Tegwen Roberts & Emma Clarke
Sandman used to live next door to a pub which hosted regular folk nights. Nipping in for last orders could be something of an ordeal, as surrounded by ancient, farting, sweating old twats clutching instruments which could only have been conceived for a bet, the air was filled with drones and the sound of folk forgetting history is not simply the lineage of funny clothes. Tegi (guitar and voice) and Emma (violin), are folkies, but are more to do with the powerful communal element that ensures folk will endure while rap/metal will go the way of the pub of doom. That said this CD doesn’t do them justice - all the components are there and well recorded but lack a certain spark or, perhaps, an audience. Tegi, as a singer is no belter but has a clarity which is enchanting. The songs are simple and beautifully compact, ‘Smile’ is a milkround whistler and Firefly is just lovely but this captures all the fragility and none of the resonance.
pic: Chris Saunders
The Charm Offensive
Recorded at home apparently. It sounds like they’ve all snuck under a giant duvet and put the mics in a bin. The muffled sound, however, fails to completely some some nice touches - melodic piano, backing vocals, some nicely aggressive guitar. They’re trying to write melodies which is always a good thing. The vocals, teetering between desperate and irritating, work in parts, not in others. There’s something in there which very vaguely reminds us of Elvis Costello but we can’t pinpoint it and he’s pretty good so feel free to ignore it as a reference point.
DJ Rude Hands
When it’s structured it’s good, when it’s not it ain’t. 57minutes of Mr.Rude Hands is a big brantub of ‘ooh, that’s alright’ and ‘get the muppet awayfrom those decks.’ It’s a bit Orb-y here, a bit Kraftwerk-y there and a bit stoned meddler for much of it. It starts off trying for the seemingly random notes early Aphex Twin scared kids with but sounds more like someone’s got a sampler and wants to find out how it works. Round about halfway through (no tracklisting, obviously) it hits its stride and sucks you into a dense, compelling groove four or five tracks but peters off towards the end, like a shagged middle-distance runner into the kind of background slush that probably sounds OK if you’re stoned out of your gourd.

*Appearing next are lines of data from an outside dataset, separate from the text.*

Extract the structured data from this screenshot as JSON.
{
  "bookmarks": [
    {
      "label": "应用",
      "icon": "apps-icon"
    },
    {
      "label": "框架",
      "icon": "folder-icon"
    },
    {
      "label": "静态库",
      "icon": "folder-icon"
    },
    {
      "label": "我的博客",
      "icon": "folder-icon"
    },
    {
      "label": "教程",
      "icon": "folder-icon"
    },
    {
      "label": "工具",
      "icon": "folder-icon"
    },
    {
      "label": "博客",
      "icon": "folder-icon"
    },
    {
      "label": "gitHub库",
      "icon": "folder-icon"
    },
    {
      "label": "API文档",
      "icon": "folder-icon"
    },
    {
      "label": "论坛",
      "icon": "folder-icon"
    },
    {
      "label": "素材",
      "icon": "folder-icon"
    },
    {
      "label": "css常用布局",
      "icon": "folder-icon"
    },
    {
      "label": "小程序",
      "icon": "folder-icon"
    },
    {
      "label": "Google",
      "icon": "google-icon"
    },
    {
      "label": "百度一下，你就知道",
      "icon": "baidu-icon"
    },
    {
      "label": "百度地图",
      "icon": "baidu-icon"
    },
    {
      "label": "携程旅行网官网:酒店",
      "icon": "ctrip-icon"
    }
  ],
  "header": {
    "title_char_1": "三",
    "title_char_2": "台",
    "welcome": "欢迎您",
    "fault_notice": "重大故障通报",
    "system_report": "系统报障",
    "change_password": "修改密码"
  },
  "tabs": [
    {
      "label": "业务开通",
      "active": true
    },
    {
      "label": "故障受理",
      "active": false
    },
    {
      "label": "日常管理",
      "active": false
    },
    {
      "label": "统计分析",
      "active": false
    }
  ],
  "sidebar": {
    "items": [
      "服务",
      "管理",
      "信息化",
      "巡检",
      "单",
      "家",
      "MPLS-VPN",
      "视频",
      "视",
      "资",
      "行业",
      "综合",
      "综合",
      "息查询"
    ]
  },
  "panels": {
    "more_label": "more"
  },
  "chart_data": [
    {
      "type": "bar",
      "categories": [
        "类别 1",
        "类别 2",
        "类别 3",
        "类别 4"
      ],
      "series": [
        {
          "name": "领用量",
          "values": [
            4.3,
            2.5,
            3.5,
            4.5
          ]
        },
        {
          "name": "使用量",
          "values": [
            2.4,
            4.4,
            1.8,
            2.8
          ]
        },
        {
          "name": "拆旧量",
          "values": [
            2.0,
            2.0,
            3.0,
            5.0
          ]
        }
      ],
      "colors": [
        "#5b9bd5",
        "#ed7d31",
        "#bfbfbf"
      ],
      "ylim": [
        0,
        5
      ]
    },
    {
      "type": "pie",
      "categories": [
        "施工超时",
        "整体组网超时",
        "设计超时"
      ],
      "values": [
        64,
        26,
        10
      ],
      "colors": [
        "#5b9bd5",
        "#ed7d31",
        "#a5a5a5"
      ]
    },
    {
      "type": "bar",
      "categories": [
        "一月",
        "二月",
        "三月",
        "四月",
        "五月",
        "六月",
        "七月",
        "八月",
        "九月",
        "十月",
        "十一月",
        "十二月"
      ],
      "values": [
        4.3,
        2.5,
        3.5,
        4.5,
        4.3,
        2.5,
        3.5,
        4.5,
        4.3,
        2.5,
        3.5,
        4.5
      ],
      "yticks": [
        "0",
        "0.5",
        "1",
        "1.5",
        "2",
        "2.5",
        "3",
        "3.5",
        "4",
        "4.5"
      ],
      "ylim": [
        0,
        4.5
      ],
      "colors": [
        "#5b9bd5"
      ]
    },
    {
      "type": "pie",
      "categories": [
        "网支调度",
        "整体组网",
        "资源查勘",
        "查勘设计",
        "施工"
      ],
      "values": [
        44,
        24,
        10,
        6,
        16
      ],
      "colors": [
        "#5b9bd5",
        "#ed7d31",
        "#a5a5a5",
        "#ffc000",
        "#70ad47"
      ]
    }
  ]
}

Sandman once drifted off to sleep convinced The Frank & Walters had made the finest album man could ever hope to make. Be warned.
Stripped down songs of temptation, yearning and seduction, both as seducer and seduced. This is a lovely CD. Reminiscent of PJHarvey’s demo album of ‘Rid of Me’ in its sparse instrumentation - simple acoustic guitar occasionally overlaid with distorted, grinding electric - but with more of the spirit of a Beth Orton, gentler, less disturbed. This simplicity means her slightly breathy vocals aren’t swamped by its surroundings. For want of a better adjective the songs are sexy, balanced on the tip of desire before action becomes irrevocable. Final track ‘Another Game’ with its scratched ancient vinyl overlay is probably the slightest offering but still appeals with its nursery rhyme melody while Shine Bright is elusive and allusive.
Get Yourself Together
If you want originality, sorry but this band really doesn’t have it. There’s Wellah! and Owaysis all the way through. In fact the strained vocals in the title track make me cringe the way I do every time I unfortunately hear Liam wailing on the radio. Well recorded at Yellow Arch but the band really needs to try and break out of the mould. I doubt I’d need to listen to the second track, ‘Keep it on,’ to guess the content. Lyrics go “I’ve seen the light that shines, you know you’ve seen it too.” Give them a year I say.
Then again in Spar the other night some pissed muppet was shouting out the merits of Heathen Chemistry and how it was ‘their best yet.’ Maybe Trap 2 are being very deliberate and are simply taking advantage of the market that is still there?